The Wisdom of the Popes

By Thomas Craughwell

Publisher: St. Martin's Press

Pages: 235

Price: $23.95

The Wisdom of the Popes contains an impressive collection of papal teachings on more than 30 doctrinal and moral issues. Craughwell has managed to bring together in one volume statements from many of the Roman Pontiffs from St. Peter to John Paul II on perennial issues regarding faith and morals. These papal statements are organized topically and are frequently preceded by a helpful introduction situating them within their proper doctrinal and historical context. The issues addressed by the popes in this work include, but are not limited to, the Blessed Trinity, the Blessed Virgin Mary, the Holy Mass and its meaning, sacred Scripture, faith, charity, good works, the Primacy of the Pope, slavery, and the Nazis and the Holocaust. The texts Craughwell cites from Popes Pius XI and Pius XII refute any suggestion that these two Roman Pontiffs were anything less than heroic in their condemnation of Nazism and in their rescuing of victims from the Holocaust.

Science and Its Limit: The Natural Sciences in Christian Perspective

By Del Ratzsch

Publisher: InterVarsity Press

Pages: 191

Price: $12.99

What is the nature of empirical science? What can it investigate and where does its area of competence end? What is the proper place of empirical science within the Christian worldview? These are some of the fundamental philosophical questions that Ratzsch asks and begins to answer. His discussion of the nature and presuppositions of empirical science aids the believer in seeing that, given the truth of Christianity, genuine science can only help the Christian understand God’s creation better. In addition, Ratzsch argues that empirical science is, in principle, incapable of offering a genuine challenge to Christianity. Thus, anyone who pits science against theology misunderstands the nature and limitations of empirical science.
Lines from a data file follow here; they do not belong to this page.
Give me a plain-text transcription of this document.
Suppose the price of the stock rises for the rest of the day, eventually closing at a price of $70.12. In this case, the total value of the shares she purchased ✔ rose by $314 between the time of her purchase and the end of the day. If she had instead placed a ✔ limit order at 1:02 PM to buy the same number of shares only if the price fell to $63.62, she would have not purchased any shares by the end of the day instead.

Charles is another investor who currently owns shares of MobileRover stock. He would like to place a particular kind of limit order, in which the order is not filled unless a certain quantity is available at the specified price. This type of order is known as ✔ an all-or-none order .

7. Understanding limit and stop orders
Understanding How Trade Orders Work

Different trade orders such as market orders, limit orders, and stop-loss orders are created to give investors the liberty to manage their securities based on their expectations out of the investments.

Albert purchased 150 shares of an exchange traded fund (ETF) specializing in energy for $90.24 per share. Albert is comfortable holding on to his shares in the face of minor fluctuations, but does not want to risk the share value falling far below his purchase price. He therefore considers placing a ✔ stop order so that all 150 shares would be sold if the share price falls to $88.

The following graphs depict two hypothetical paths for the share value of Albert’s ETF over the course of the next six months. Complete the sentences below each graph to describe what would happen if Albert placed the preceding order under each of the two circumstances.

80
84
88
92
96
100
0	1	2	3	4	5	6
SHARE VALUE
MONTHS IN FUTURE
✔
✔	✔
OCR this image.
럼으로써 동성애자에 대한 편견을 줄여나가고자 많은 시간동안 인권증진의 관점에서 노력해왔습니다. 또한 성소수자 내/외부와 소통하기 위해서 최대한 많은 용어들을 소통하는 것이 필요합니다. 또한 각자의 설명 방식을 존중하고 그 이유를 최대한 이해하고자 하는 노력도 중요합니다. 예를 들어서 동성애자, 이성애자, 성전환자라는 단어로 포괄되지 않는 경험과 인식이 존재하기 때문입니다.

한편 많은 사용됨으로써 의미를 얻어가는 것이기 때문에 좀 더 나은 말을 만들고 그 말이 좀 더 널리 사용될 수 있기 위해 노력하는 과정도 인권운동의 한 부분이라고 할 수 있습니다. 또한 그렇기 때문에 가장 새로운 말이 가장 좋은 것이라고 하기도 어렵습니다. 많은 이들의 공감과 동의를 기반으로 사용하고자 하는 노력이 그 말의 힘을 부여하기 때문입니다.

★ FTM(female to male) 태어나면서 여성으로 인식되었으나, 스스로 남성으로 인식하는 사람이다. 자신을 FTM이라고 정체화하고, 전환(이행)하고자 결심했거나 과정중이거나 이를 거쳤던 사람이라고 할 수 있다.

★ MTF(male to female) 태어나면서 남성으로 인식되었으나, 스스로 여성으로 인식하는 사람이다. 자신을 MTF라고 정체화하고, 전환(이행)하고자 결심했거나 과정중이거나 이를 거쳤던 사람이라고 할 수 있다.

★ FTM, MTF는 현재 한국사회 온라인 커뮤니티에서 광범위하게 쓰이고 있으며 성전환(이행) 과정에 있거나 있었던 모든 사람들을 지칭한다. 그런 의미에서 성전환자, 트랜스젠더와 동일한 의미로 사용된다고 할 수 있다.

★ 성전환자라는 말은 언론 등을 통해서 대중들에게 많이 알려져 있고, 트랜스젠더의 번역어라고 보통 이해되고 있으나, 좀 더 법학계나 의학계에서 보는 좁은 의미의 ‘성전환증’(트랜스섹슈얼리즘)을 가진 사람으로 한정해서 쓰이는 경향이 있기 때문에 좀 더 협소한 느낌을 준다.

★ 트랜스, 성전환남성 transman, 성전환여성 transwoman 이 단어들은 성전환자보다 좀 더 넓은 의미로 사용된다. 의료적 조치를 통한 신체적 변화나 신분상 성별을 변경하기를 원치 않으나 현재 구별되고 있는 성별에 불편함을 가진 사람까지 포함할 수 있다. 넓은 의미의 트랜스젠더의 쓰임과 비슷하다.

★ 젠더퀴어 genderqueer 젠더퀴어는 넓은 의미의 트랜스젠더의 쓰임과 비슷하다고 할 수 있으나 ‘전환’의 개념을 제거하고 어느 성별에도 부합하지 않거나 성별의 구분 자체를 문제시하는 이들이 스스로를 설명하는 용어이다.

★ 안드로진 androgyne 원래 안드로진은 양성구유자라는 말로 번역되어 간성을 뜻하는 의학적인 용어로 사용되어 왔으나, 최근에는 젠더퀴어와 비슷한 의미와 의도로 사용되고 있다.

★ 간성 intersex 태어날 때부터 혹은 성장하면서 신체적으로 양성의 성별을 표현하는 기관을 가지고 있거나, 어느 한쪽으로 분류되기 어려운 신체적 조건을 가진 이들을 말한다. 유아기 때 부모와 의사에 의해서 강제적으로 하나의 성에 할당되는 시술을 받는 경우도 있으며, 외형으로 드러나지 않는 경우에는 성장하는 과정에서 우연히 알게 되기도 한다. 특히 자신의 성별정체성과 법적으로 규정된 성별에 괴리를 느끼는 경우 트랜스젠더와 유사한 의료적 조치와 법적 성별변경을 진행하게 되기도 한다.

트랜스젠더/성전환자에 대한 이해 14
Fatherhood and Family: Reclaiming the Catholic Head of the Family for Our Lord Jesus Christ. Volume Three

By Fr. Kenneth Novak

Publisher: Angelus Press

Pages: 192

Price: $11.50

This work brings together 16 solid essays originally published in Integrity, a Catholic periodical published from 1946-1955. These essays aim at encouraging Catholic men to reclaim their proper roles, rights, and duties in the family, society, and the Church. All men are called to be “fathers,” whether on the natural or the supernatural level. But the precise meaning of “fatherhood” has been obscured in our modern anti-Catholic, anti-hierarchical, and feminist milieu. Thus the importance of Fatherhood and the Family. The essays in this work delineate well the meaning of Catholic fatherhood and the duties of the Catholic father in various spheres of life. One wonders why they have not been published by a more mainstream press!